00:12:37.020I'd like to see a news crew camped outside of an American manufacturing plant and watch them work 24 hours a day making ventilators that they maybe even never made two weeks ago.
00:13:51.30010 years ago, MIT had a contest, I guess, to see if students could develop a low-cost ventilator for exactly this reason, an emergency low-cost ventilator.
00:21:19.780I'm just saying, let's put all the ideas into the mix.
00:21:23.800And, in the deeply unlikely, you know, 1% case, that having a, you know, a hose, double hose, coming off of a single ventilator might actually make sense.
00:22:06.780Now, you need, you would need that many people to get infected to have any hope that it slows down or stops.
00:22:14.360Because, you have to have enough people who can't get it again because they've already been exposed and have some immunity, presumably.
00:22:21.160I mean, I think we're agreed that it creates immunity if you've had it once.
00:22:24.820But, I guess we should get a confirmation of that as well.
00:22:27.760So, and they estimate that 1.5 million Americans may die compared to a seasonal flu that might be 50,000.
00:22:40.120See, this is why I'm blocking people who are comparing.
00:22:43.520Because, they're doing that dumb thing where they're comparing the number of people who have died already from this flu to the total number who will ever die from the other flu.
00:22:52.800So, it's like a few hundred compared to 50,000.
00:22:55.580But, the real number, of course, is the risk number.

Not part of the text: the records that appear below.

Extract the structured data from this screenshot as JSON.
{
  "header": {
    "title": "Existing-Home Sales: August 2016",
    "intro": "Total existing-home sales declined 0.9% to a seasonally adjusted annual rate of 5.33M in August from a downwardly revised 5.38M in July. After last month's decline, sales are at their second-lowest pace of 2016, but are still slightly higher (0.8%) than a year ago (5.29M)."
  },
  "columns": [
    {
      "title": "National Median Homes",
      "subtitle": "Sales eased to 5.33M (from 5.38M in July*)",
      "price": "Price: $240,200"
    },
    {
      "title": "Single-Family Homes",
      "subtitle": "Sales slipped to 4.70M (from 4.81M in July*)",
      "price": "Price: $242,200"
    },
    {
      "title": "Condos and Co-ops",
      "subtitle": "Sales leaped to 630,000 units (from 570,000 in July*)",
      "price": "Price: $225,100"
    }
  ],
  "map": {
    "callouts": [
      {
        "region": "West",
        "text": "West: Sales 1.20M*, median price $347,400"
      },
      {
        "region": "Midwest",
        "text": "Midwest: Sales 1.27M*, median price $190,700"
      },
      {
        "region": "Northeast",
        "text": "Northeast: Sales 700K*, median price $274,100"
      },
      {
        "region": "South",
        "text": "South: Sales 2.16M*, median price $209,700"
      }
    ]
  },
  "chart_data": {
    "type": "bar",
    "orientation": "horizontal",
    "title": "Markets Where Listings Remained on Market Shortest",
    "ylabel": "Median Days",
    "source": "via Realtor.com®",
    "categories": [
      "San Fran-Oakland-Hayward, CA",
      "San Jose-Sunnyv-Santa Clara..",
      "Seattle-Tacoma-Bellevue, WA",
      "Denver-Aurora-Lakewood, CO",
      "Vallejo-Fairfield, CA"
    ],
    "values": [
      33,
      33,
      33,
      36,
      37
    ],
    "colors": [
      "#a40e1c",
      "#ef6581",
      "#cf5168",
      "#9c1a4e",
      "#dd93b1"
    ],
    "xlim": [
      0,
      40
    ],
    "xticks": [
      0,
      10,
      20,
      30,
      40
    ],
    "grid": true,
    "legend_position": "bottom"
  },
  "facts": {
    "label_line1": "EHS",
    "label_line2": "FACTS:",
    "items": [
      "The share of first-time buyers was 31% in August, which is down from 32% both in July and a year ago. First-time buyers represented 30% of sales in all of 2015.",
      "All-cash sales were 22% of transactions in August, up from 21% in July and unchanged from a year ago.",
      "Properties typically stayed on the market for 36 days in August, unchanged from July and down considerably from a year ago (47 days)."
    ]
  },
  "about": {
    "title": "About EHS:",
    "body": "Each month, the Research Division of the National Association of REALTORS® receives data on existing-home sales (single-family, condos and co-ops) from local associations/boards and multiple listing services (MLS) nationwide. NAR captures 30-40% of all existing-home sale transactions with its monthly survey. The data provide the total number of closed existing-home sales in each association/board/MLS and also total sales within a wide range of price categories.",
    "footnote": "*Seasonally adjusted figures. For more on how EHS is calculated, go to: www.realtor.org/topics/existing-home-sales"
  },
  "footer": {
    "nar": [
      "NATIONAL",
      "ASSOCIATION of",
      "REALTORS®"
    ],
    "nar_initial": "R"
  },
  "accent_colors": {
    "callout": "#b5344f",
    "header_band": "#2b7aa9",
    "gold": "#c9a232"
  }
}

00:22:59.540That it could be 1.5 million people, mostly old people, compared to 50,000.
00:24:14.220So, I think school closings are coming.
00:24:18.500Here's what I need from my government to make that work.
00:24:21.980If you have kids, you know, between a certain age, let's say they're old enough to be a little bit independent, you know, let's say 11 years old to 18.
00:24:34.820So, you've got a kid in the house, 11 to 18, and you say, okay, kids, you're going to stay home from school.
00:38:29.680And I guess you'd have to project into the future where the 3D printers are just better.
00:38:34.800And there's a problem that comes up and the government just sends a blueprint down to everybody's 3D printer on how to print your own $100 ventilator.
00:38:49.280Could you get to a point where you could print a ventilator?
00:38:52.840Now, before that, you would probably get to a point where you could print a mask maybe.
00:38:59.480So I'm wondering if the far future, it won't help us this time, but I'm wondering if the future 15 years from now is that each, maybe it's each town, not each house, but each town has a 3D printer.
00:39:15.920And as soon as the emergency breaks out, these printers activate and they start printing out the very thing you need for this very problem.
00:39:23.660Because each problem needs a different set of supplies.
00:39:27.260So you might have a problem where you need a different set of supplies, and they're going to be limited because nobody expected the emergency.
00:39:34.860So maybe there's a world where 3D printers become the emergency plan.
00:39:42.220Democrats apparently are handicapping these emergency congressional legislation things
00:39:50.840that are trying to, you know, settle the markets and handle the epidemic, etc.
00:39:58.600And the Democrats are adding pork to it.
00:40:02.020I don't know if it's pork or just stuff they want.